Without a target price, STAX doesn’t really work for cotton farmers, he said.

“If cotton was 80 cents or above, STAX could be a viable program. So that’s why I say cotton has practically nothing, whereas the grains and the oilseeds have ARC and PLC programs,” Smith said.

Cotton prices are now down in the 60s.

“The farmers who can grow another crop will. Very slowly we’ve been seeing some of that cotton ground going to grass,” Smith said. “The cotton industry coming back is a very slow process. There are those who are just going to tighten their belt and grow it as cheaply as they can. They hope.”

When the cotton industry takes a hit, it’s not just the farmers who feel the pinch.
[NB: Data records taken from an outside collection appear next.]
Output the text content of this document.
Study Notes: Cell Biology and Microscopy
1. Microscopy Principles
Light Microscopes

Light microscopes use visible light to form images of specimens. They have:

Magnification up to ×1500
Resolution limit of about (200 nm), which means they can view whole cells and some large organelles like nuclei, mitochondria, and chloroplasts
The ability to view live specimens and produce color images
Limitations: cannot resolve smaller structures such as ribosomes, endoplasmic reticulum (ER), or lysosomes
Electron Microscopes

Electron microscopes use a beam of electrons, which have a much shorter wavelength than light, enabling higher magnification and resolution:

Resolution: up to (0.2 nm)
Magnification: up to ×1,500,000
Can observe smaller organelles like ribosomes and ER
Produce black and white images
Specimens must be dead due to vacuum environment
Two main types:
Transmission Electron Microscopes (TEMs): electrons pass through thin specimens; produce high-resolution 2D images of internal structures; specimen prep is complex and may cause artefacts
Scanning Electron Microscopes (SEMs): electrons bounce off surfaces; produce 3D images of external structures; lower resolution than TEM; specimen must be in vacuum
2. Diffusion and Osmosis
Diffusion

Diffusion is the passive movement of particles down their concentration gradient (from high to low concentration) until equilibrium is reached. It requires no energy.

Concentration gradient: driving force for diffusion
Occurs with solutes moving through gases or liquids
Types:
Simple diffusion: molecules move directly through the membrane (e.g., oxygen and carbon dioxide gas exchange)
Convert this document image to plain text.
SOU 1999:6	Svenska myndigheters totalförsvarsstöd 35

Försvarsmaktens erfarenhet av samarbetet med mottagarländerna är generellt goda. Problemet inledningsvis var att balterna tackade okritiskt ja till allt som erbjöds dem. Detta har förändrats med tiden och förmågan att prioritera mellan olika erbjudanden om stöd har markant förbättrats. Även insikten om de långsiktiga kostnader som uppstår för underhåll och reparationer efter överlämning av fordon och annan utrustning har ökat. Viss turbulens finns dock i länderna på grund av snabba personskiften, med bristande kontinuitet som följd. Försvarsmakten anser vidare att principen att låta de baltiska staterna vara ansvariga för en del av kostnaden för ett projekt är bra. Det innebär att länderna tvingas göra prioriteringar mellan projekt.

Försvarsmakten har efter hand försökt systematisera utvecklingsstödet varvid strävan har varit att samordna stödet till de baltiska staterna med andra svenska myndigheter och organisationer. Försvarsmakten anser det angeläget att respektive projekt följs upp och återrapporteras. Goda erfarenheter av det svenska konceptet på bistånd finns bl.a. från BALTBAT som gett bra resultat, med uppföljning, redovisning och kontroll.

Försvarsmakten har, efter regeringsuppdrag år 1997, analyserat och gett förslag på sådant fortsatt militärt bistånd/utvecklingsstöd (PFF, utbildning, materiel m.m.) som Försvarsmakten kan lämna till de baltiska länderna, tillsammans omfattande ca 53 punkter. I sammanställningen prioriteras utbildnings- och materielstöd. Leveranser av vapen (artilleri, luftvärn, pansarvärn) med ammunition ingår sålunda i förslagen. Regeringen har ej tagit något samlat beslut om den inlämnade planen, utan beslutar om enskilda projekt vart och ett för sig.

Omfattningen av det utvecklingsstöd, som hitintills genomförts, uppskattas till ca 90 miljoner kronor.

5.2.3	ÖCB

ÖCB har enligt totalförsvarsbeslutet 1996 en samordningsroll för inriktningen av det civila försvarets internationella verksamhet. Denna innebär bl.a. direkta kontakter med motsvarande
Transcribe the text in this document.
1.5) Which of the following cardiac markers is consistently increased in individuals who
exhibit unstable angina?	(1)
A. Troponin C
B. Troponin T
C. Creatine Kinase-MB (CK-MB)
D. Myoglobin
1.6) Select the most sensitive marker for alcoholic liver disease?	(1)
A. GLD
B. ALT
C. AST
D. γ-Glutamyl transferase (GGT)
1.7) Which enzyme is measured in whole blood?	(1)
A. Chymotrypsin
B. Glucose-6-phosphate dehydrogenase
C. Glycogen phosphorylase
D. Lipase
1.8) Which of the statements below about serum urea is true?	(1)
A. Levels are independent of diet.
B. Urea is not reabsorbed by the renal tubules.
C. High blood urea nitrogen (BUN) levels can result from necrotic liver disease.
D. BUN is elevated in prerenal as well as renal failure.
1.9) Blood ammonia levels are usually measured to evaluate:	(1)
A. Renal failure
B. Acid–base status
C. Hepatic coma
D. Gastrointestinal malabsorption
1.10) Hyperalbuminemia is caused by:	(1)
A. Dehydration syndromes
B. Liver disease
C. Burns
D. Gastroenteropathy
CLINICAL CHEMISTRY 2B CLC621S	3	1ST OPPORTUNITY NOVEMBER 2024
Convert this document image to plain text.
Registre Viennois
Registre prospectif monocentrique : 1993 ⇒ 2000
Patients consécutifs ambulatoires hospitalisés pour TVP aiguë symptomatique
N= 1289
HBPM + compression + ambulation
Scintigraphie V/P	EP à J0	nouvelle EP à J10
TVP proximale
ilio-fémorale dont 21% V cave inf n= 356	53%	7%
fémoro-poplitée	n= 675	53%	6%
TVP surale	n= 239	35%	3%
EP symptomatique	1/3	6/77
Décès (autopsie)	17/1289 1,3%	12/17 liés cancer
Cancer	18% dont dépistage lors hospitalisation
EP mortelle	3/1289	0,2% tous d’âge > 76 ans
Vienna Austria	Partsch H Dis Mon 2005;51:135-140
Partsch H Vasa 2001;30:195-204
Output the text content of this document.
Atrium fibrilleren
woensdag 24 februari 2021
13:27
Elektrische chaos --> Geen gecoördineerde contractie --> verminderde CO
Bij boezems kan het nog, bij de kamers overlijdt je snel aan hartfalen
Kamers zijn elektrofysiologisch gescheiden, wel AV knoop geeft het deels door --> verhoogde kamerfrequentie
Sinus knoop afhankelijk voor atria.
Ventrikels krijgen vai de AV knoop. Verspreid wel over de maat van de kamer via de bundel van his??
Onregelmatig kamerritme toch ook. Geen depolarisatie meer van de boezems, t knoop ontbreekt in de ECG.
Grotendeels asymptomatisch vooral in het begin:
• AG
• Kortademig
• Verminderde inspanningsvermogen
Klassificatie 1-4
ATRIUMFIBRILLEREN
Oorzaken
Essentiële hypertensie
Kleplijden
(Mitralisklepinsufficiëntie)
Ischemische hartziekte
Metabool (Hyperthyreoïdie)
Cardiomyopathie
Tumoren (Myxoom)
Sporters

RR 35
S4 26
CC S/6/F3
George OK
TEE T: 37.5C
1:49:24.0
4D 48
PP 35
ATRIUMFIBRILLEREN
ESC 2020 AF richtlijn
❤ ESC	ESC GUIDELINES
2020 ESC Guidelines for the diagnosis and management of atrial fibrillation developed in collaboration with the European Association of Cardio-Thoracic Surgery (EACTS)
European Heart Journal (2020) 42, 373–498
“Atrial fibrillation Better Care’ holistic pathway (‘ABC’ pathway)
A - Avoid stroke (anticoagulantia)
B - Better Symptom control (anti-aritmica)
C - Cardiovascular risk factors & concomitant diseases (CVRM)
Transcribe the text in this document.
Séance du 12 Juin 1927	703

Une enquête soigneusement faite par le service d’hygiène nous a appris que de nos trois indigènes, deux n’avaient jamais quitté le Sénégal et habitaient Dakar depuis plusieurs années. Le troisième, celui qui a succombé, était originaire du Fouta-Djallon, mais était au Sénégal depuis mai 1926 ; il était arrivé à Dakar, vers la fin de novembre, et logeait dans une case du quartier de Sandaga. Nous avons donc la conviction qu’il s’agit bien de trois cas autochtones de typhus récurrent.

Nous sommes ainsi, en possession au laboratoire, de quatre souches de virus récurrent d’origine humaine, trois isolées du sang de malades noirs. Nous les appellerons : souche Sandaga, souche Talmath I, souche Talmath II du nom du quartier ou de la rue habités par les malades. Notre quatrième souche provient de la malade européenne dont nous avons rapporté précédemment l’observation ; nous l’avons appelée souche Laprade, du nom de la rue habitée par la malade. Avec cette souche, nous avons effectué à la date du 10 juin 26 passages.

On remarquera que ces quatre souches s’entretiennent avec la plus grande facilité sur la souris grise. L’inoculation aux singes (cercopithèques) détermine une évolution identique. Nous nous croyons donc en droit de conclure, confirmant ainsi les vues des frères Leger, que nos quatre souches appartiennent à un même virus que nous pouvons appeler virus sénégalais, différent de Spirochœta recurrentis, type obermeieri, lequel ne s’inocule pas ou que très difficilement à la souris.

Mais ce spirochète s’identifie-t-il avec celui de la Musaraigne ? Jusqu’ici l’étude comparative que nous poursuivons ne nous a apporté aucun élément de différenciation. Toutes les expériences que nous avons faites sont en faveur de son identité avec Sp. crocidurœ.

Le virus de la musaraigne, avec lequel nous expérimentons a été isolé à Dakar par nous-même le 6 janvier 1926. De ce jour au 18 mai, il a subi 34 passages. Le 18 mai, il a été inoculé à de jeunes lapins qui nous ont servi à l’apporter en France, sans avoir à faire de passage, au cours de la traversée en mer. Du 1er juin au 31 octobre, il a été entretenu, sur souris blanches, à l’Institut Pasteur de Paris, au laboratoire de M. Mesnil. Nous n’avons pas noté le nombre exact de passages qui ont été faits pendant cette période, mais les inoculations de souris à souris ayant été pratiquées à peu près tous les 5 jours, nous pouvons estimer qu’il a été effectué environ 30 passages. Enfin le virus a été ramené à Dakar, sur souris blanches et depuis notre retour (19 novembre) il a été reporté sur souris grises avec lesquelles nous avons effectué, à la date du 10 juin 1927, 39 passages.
Since cotton is infrastructure-intensive, every business and person along the line who processes or handles cotton will also take a hit.

“Up around Lubbock, we’re just a few cents away from losing the cotton industry. We really are,” Smith said. “If we go below 60 cents, it’s going to be impossible to grow it. No one is going to loan you money to grow it. You could lose the industry, all the infrastructure, the way of life and rural communities. This is a very serious situation.”

The end result would take a heavy toll on both the local and state economies.

“Congress can do something, but it would be extremely risky,” Smith said. “I presume they’re saying we’d have to reopen the farm bill. You’ve got lots of people wanting that to happen so they can gut it. That’s why you’ve got to be very careful about opening the farm bill. The Secretary of Agriculture could have done it without reopening the farm bill. That was the beauty part of the whole thing.”

Farm organizations like TFB, American Farm Bureau Federation, National Cotton Council, American Soybean Association and others all supported the listing of cottonseed as an oilseed.

And Conaway once again urged Vilsack to consider the listing in his letter.

“Please know that I sincerely appreciate that you share my concern for the crisis in cotton country. However, it is important to underscore that concern without urgent and meaningful action will do little to mitigate the grave situation that is unfolding before us. Farmers and their lenders are facing the beginning of the 2016 planting season with increasing dread. You have the authority and the responsibility to act, and I respectfully renew my request for you to do so.”

Cotton is not covered by ARC and PLC following what is referred to as the Brazil Cotton Case.

In the case, Brazil alleged the U.S. gave unfair subsidies to its cotton growers.

As a result, U.S. officials promised not to give direct subsidies to cotton farmers.

Texas Farm Bureau supports the designation of cottonseed as an other oilseed for federal farm program participation. Updates will be posted on TexasFarmBureau.org.